Descrizione Opera / Biografia
Gabriele Mallegni nasce a Pisa nel 1977.
Si forma al Liceo Artistico Statale di Lucca, quindi all’Accademia di Belle Arti di Carrara, al corso di scultura.
All’inizio del suo percorso costruisce aereodinamiche e componibili sculture in ferro e resina, smontabili e adattabili, alcune anche luminose , in dialogo con l’ambiente che le ospita: grandi insetti e aracnidi.
Negli ultimi anni la sua ricerca si concentra sulle tecniche tradizionali della scultura applicate ad un immaginario contemporaneo: catastrofi, visioni distopiche, studi sulla decadenza e sugli abusi edilizi.
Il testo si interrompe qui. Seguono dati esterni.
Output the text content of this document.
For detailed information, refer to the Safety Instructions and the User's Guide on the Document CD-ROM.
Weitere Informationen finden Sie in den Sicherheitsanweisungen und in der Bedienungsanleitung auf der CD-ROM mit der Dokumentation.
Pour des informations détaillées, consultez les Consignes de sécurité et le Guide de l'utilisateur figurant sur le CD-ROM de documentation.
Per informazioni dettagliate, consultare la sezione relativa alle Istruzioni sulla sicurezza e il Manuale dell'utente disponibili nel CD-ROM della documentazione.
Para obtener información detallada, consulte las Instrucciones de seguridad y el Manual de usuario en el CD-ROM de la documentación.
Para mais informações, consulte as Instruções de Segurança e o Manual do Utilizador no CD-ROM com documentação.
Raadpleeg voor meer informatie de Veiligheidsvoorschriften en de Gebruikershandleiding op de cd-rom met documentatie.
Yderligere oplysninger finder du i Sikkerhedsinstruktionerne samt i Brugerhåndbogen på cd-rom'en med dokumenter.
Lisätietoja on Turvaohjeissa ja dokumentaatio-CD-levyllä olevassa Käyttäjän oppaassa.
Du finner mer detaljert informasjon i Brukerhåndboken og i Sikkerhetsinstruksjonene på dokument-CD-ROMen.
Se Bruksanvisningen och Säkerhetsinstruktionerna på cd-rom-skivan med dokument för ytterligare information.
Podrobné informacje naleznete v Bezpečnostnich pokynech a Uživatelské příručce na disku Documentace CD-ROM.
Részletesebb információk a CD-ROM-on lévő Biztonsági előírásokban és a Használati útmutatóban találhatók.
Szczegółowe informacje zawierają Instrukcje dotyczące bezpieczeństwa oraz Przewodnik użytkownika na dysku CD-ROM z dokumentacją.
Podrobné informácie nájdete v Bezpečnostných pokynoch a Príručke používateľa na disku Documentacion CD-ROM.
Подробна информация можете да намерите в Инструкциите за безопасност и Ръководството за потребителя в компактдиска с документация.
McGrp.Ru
Il suo approccio è fortemente legato alla conoscenza dei materiali, all’uso delle mani .
Da alcuni anni si dedica anche al design e alla creazione di oggetti d’arte, e alla scultura in ceramica.
Inizia una collaborazione con la galleria Otto luogo dell’arte di Firenze, e nel 2012 la sua lampada a forma di cervello Illuminante viene recensita da Il Venerdì di Repubblica e dal giornale Arte, Mondadori.
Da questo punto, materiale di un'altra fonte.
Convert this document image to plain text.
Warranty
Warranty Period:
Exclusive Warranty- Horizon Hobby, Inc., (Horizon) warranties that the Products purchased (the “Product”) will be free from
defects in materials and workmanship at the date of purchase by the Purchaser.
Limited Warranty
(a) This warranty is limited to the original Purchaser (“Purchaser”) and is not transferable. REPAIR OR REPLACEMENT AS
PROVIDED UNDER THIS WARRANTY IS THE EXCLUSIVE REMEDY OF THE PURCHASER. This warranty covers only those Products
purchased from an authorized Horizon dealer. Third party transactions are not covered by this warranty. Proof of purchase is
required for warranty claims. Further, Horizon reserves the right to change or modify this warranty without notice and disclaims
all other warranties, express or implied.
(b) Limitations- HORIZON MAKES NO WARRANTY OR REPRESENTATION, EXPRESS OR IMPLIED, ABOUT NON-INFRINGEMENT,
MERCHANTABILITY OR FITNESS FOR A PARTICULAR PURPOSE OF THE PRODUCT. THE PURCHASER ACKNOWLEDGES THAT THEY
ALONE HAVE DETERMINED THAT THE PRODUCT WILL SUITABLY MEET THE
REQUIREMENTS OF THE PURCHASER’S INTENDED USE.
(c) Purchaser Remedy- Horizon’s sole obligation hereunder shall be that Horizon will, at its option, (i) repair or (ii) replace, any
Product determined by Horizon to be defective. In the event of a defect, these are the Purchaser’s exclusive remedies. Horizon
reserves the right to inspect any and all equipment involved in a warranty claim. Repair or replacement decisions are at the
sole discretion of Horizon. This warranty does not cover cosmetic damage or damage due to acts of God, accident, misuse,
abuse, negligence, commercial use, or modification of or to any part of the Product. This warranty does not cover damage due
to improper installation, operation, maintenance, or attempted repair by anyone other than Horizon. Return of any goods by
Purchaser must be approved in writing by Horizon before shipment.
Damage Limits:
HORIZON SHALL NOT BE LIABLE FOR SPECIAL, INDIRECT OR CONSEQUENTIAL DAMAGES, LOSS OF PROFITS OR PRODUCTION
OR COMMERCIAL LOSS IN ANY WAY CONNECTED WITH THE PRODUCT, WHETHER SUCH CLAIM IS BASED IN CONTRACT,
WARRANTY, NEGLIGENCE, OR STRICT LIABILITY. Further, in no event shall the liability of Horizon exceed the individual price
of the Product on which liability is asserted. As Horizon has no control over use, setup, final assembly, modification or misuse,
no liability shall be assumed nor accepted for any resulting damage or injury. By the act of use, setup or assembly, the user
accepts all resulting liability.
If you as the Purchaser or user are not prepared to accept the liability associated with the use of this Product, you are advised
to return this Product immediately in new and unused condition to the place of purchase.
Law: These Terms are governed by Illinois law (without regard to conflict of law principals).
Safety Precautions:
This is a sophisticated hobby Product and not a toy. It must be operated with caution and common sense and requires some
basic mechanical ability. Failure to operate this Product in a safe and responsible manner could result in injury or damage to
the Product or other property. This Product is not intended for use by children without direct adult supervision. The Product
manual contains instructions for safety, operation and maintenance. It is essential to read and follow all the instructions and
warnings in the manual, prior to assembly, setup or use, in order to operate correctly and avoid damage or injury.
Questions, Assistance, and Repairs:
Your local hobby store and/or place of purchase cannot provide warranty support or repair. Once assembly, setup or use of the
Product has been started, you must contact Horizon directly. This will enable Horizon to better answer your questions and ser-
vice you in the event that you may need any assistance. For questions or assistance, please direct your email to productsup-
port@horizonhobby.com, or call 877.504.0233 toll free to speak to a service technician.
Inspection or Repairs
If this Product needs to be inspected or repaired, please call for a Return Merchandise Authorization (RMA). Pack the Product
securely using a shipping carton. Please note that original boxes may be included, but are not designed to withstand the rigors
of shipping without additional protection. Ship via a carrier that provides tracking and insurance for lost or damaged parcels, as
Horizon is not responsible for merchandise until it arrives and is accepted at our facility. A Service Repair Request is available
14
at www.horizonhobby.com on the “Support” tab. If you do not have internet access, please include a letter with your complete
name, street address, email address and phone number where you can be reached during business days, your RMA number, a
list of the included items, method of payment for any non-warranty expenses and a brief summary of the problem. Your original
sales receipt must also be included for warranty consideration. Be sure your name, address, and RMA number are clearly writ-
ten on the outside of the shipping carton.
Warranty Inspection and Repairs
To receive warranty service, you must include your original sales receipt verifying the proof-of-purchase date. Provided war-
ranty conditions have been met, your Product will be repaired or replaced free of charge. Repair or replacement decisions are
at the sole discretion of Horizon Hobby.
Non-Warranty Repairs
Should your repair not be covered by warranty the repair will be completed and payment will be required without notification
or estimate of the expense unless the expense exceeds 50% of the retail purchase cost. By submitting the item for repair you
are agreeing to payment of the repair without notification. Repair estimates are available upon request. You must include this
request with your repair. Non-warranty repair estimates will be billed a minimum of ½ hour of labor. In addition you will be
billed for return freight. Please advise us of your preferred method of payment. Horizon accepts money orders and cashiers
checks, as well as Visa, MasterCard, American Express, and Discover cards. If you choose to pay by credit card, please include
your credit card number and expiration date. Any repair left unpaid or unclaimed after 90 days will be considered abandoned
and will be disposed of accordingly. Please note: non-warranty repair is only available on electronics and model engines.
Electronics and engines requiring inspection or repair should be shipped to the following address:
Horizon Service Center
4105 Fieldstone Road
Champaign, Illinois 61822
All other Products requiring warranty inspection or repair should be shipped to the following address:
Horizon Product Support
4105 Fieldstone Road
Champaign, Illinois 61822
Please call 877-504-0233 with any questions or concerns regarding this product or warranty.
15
Ricordiamo tra le mostre, la mostra Duo presso Otto Luogo dell’arte , 2012, Firenze, ’tween the lines, 2013 rassegna sull’incisione contemporanea, Laboratorio 21, Immaginar di Tavole Imbandite, 2014-2015, Palazzo Boccella, Lucca, a cura di Mauro Lovi.
Nel 2015 Still life, opera disegnata e realizzata con Caterina Sbrana per Studio17 vince il primo premio di ceramica di design alla prima edizione del Premio Internazionale Baccio da Montelupo, indetto dal Museo della Ceramica di Montelupo, Firenze.
Attualmente continua la propria ricerca artistica nel campo della scultura e del design e ha creato Studio17, con l’artista Caterina Sbrana, studio che produce tra l’altro oggetti d’arte e design.
www.studio17.it
Opera catastrofica in tre atti.
Tre momenti di un unico apocalittico evento, compongono questo lavoro.
Tre frame cinematografici, tre sequenze di una storyboard, una sceneggiatura tridimensionale, che ho modellato in argilla rossa in maniera urgente e fresca come un bozzetto.
Non sappiamo cosa sia successo, possiamo vedere però cosa succede dopo.
Una grande città in miniatura va a fuoco.
Distruzione e decadenza, l’ entropia della natura che avvolge gli scheletri degli edifici e riprende possesso, l’uomo non c’è più, le forme di vita che pretendeva di dominare abitano i suoi spazi.
Immagini apocalittiche abitano il nostro immaginario, letterario, visivo, interiore.
Possiamo osservare questo lavoro dall’alto, prendendo metaforicamente le distanze, oppure possiamo farci piccoli e immaginare noi stessi all’interno della città che va a fuoco o immaginare il rumore della vegetazione che cresce, o identificarci nel cane e sentire l’aria fresca che ci accarezza il pelo mentre osserviamo le rovine dall’alto nella terza e ultima scena.
In qualsiasi caso non possiamo ignorare quanto questa storia ci appartenga e ci riguardi.
Da qualsiasi parte la si guardi questa è una storia che è già accaduta e che probabilmente accadrà di nuovo.
L’immagine distopica della prima scena lascia il posto ad un visione finale aperta, inevitabile ma rigeneratrice e quasi rasserenante, una sorta di utopia in cui l’uomo non è contemplato: la natura che cresce silenziosa.